What I didn’t know is the Navy Blue Angel precision aerial team would be a sound issue…because the day of the shoot just happened to be Navy Day, a yearly occurence in the city of San Francisco, which meant that Navy jets were flying very low and very often near the firehouse where we were shooting with the host and guest fireman from the firehouse with the…fire boat. No. There was no fire boat. Midway through the shoot its engines came to life and it sailed away because, of course, it was Navy Day. But the guest fireman, a likeable chap, assured me the fireboat would return after it performed shooting water high into the air for the crowds of people assembled near the wharfs by San Francisco Bay.
The cooking show called for the main recipe to be barbecued filet of salmon. And what a beautiful speciman of salmon it was. As our genial fireman host was filleting the red beauty, and in my rush to get a clean take before all hell broke lose with the Blue Angels flying just a few feet above where we were shooting, the guest fireman, when describing how to hold the salmon for filleting it, uttered the words “neck of the fish…” It was undetected by me, and there was no way to change it without going back to re-shoot the segment in San Francisco, which our meager budget did not permit. The show wasn’t terrible, but it wasn’t great, either. It didn’t sell. There was no Cooking Channel back then. But the “neck of the fish” lives on in my mind, and maybe millions of years from now, evolution will deem it necessary for some species indeed, to have necks.
THE SMELL OF THE WINE
Some years later, I came up with a concept for another cooking show, “Magic Stew.”Simple concept: the female host, a good cook, has a helper who is a magician . He can conjure up additional items the cook needs for her recipe. My agent found an investor and the magician. I cast the lead, the female host, a high energy gal who knew how to cook. There were several stipulations that came along with the money. The agent’s wife had to be the co-producer, and the agent had a friend who would supply the video cameras, monitors, grip and electrical equipment.
I kept calling for a rehearsal before the shoot but it never happened. The magician was getting nervous and so was I. Not only did the magic tricks have to be practiced but the chemistry between the two principals had to be worked out…or so I thought. But the days just kept ticking by, and the gal was unavailable. “Always working,” she said when I contacted her. I considered replacing her, but I didn’t. Big mistake.

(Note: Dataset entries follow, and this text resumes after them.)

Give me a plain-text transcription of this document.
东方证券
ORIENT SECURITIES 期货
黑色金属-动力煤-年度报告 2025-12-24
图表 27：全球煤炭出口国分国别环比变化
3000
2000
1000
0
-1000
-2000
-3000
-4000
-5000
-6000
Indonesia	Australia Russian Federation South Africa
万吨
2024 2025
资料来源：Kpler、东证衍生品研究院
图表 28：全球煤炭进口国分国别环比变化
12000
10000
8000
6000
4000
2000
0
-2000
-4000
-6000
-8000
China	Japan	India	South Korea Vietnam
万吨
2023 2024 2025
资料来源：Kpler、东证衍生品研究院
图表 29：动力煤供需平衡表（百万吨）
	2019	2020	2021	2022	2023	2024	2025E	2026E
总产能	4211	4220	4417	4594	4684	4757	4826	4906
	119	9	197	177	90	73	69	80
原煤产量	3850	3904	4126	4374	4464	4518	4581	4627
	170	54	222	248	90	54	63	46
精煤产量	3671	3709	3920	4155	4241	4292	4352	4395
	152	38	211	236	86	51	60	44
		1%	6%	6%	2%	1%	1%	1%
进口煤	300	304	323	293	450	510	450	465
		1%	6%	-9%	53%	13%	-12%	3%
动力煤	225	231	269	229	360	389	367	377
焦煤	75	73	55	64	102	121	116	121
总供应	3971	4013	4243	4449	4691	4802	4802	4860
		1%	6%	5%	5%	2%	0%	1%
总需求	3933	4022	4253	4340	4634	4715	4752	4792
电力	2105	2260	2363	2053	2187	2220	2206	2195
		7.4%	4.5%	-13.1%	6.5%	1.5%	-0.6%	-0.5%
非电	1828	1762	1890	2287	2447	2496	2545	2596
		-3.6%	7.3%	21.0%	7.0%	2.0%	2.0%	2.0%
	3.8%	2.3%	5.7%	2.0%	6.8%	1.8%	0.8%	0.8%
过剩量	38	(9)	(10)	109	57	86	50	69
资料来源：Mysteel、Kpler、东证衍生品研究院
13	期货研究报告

The day of the shoot the two principals finally met. The gal was so-ooo high energy, she overwhelmed the host — and I couldn’t control her.
The video cameras didn’t have playback capabilities, or so I was told. I couldn’t review the takes. To make matters worse, my co-producer, who was supposed to watch the monitors, didn’t. I looked over at her and, low and behold, she was sleeping! Unfortunately, I couldn’t be inside the kitchen because it was in a private home and when filled with the talent, production people, and equipment, was suddenly very very small.
I had a food stylist who prepared the ingredients for dishes at a nearby house. There was a constant stream of food deliveries while the shoot was in progress. Occasionally we had to stop shooting because flights leaving Bob Hope Airport could be heard, so I had to juggle the takes between the food being prepared and available and distant airplane noise not interfering with the sound quality.
To finish off the meal a glass of wine was to be poured. The trick here was there was a bottle of white wine but red wine was the proper choice to accompany the meal. Of course the magician could change it from white to red, and he did. It was the smoothest trick in the entire show. But… as he sniffed the glass of instantaneous red wine, he said “Ah, the smell of wine…” You cannot say this on a show that professes to be about cooking. Even if the show had sold the host and the magician would have self-destructed, if I didn’t kill them first.